I don't know about that... After I sharpen my knife, I like it to be in "perfect" condition. If I test it on a box, for example, then the edge is dead, and I'll have to sharpen it again right after, defeating the purpose of the test so that I can carry a "perfect condition" knife lol
 
I don't know about that... After I sharpen my knife, I like it to be in "perfect" condition. If I test it on a box, for example, then the edge is dead, and I'll have to sharpen it again right after, defeating the purpose of the test so that I can carry a "perfect condition" knife lol

Your metal is too soft perhaps? I don't know. I'm not too sure about low-carbon steel (if it is) or how to treat it.
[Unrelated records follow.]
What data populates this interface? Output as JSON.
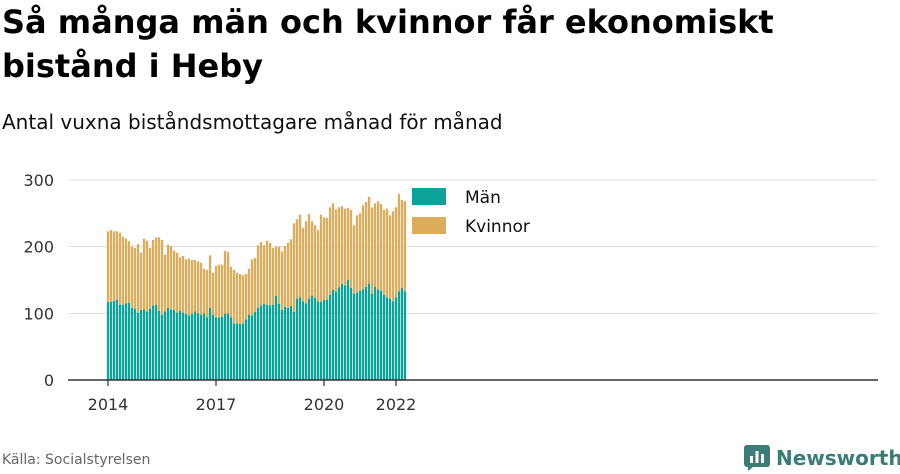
{
  "title": "Så många män och kvinnor får ekonomiskt bistånd i Heby",
  "subtitle": "Antal vuxna biståndsmottagare månad för månad",
  "source": "Källa: Socialstyrelsen",
  "brand": "Newsworthy",
  "colors": {
    "men": "#0ca39a",
    "women": "#dcac5a",
    "grid": "#dddddd",
    "axis": "#333333",
    "brand": "#3a7d77"
  },
  "chart_data": {
    "type": "bar",
    "stacked": true,
    "x_start": "2014-01",
    "x_ticks": [
      "2014",
      "2017",
      "2020",
      "2022"
    ],
    "y_ticks": [
      "0",
      "100",
      "200",
      "300"
    ],
    "ylim": [
      0,
      300
    ],
    "grid": true,
    "legend_position": "top-center",
    "series": [
      {
        "name": "Män",
        "values": [
          117,
          117,
          119,
          120,
          113,
          113,
          115,
          116,
          108,
          107,
          101,
          105,
          106,
          103,
          107,
          112,
          113,
          104,
          98,
          103,
          108,
          106,
          105,
          101,
          104,
          101,
          99,
          97,
          99,
          103,
          100,
          98,
          100,
          94,
          108,
          98,
          94,
          94,
          95,
          99,
          100,
          94,
          85,
          85,
          84,
          85,
          91,
          98,
          97,
          102,
          108,
          112,
          114,
          113,
          112,
          113,
          126,
          114,
          105,
          110,
          108,
          111,
          102,
          122,
          124,
          118,
          115,
          122,
          127,
          123,
          118,
          117,
          120,
          120,
          128,
          135,
          133,
          139,
          144,
          142,
          150,
          138,
          130,
          131,
          134,
          136,
          140,
          145,
          130,
          140,
          136,
          134,
          128,
          124,
          122,
          118,
          124,
          133,
          138,
          133
        ]
      },
      {
        "name": "Kvinnor",
        "values": [
          106,
          108,
          104,
          103,
          108,
          102,
          97,
          92,
          92,
          91,
          103,
          86,
          106,
          106,
          91,
          98,
          101,
          110,
          112,
          85,
          95,
          95,
          89,
          90,
          80,
          85,
          82,
          85,
          81,
          77,
          78,
          78,
          67,
          71,
          79,
          63,
          77,
          79,
          78,
          95,
          92,
          76,
          80,
          76,
          75,
          72,
          68,
          69,
          84,
          81,
          94,
          95,
          88,
          96,
          94,
          85,
          74,
          86,
          88,
          91,
          98,
          100,
          133,
          119,
          124,
          110,
          123,
          127,
          111,
          109,
          107,
          131,
          124,
          123,
          131,
          130,
          123,
          120,
          117,
          115,
          108,
          117,
          102,
          116,
          116,
          126,
          127,
          130,
          129,
          125,
          132,
          130,
          127,
          133,
          125,
          135,
          135,
          146,
          132,
          135
        ]
      }
    ]
  }
}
Afterall, I'm just a newbie... Heh.:o
 
Your metal is too soft perhaps? I don't know. I'm not too sure about low-carbon steel (if it is) or how to treat it. Afterall, I'm just a newbie... Heh.:o
If you sharpen ZDP-189 to be able to whittle hair, after you cut down a box, it's not going to be able to whittle hair anymore but it still will be very sharp, cardboard is a real edge killer no matter what steel because it's abrasive.
 
If you sharpen ZDP-189 to be able to whittle hair, after you cut down a box, it's not going to be able to whittle hair anymore but it still will be very sharp, cardboard is a real edge killer no matter what steel because it's abrasive.

Yeah, that's what I'm saying. If we say that right after you sharpen your knife, your edge is 100%, then after you cut anything, it's going to be less than 100%. You're not going to have a "perfect edge" once you make the first cut.